Die meisten Spender freuen sich im Anschluss an die Blutabnahme auf den Kaffeeklatsch. Doch der bleibt jetzt coronabedingt aus, "dafür geben wir jetzt etwas zum Mitnehmen", informiert der DRK-Sprecher. "Ich habe mich über eine Café-Gutschein an der Hauptstraße sehr gefreut", sagt Spender Ress. Den können die Spender selbstredend erst nach der Krise einlösen.
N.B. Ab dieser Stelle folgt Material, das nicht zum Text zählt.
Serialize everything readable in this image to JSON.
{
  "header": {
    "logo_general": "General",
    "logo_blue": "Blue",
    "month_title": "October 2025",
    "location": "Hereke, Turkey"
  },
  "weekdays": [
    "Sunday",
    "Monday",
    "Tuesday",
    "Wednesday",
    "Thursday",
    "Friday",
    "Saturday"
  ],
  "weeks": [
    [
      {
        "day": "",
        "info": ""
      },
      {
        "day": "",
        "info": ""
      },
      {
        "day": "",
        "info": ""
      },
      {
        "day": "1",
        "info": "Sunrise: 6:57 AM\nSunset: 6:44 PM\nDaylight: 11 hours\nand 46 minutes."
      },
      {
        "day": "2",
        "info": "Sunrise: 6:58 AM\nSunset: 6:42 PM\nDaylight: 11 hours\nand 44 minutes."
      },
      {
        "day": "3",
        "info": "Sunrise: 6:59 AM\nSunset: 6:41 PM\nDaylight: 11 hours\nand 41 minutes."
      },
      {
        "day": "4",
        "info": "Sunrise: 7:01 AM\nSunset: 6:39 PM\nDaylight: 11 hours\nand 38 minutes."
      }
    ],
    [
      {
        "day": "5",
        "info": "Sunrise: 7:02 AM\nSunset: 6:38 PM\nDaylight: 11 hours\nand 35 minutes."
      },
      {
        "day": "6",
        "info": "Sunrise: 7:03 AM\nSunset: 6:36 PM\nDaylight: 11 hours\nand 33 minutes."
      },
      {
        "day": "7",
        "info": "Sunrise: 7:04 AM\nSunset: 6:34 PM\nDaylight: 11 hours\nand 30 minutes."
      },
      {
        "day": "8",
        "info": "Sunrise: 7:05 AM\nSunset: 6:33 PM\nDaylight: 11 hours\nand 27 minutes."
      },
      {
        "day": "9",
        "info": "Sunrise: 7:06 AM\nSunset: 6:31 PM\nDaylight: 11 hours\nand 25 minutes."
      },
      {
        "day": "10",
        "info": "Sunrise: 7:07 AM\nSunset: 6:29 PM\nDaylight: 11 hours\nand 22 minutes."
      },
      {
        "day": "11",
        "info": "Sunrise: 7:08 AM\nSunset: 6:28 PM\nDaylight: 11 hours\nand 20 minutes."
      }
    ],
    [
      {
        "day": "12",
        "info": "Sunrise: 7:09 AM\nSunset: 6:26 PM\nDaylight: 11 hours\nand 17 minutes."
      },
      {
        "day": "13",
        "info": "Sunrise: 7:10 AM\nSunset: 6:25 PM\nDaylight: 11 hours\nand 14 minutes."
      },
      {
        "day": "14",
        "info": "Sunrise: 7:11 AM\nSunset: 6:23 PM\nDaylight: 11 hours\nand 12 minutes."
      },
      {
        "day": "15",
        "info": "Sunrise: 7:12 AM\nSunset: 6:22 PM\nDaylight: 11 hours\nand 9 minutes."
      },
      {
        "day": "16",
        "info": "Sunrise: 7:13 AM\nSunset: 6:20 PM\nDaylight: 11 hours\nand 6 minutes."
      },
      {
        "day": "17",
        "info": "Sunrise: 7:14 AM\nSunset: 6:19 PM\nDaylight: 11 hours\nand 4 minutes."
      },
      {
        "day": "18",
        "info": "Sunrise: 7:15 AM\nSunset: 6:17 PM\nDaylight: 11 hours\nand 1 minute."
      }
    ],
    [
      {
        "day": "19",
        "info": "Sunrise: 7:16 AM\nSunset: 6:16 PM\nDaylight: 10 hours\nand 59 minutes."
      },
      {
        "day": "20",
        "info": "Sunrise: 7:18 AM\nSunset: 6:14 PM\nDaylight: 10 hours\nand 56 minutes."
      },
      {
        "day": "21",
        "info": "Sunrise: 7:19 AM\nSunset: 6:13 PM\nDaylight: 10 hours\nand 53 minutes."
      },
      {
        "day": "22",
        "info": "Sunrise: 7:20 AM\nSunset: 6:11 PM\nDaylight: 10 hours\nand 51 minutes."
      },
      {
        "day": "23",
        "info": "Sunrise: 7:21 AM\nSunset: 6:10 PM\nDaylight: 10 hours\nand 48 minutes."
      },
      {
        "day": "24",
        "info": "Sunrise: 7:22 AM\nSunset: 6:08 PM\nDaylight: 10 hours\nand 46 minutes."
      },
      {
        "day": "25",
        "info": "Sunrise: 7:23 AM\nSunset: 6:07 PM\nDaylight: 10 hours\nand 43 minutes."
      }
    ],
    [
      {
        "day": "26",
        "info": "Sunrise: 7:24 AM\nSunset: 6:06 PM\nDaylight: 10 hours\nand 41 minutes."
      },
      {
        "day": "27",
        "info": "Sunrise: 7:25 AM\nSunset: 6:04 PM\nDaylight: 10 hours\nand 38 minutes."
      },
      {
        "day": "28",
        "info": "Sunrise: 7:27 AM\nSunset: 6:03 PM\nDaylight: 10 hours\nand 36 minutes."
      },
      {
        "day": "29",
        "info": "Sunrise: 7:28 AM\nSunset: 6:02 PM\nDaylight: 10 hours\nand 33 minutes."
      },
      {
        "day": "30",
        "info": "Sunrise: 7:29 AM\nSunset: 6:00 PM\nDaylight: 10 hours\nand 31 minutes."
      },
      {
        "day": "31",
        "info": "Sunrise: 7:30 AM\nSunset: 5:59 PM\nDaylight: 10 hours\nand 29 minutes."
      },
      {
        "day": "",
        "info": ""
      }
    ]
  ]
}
Blutspenden aus Solidarität

Michael Ress hat eigens seinen für Dienstag geplanten Besuch bei seiner 98-jährigen Mutter in Bochum verlegt, um beim DRK sein zu können. "Ich spende aus Überzeugung, schon viele Jahre lang", berichtet er. Auch Uwe Schero empfindet es als seine Pflicht, sich immer mal wieder zur Ader zu lassen. Man müsse helfen, Blutspenden sei aus Solidarität geboten. "Sorge hatte ich im Vorfeld nicht", betont der 53-Jährige. "Ich habe mich informiert: Corona wird über Tröpfchen und nicht über Blut übertragen, und da das DRK stets mit großer Sorgfalt arbeitet, hatte ich überhaupt keine Bedenken."

INFO
Wer Interesse hat, Blut zu spenden, kann sich über drk-blutspende.de informieren, wann die nächsten Termine in der Nähe angeboten werden und welche Bedingungen erfüllt sein müssen.

Der nächste Termin in Sprockhövel ist am Montag, 30. März, von 15 bis 19.30 Uhr in Haßlinghausen, Geschwister-Scholl-Straße 12.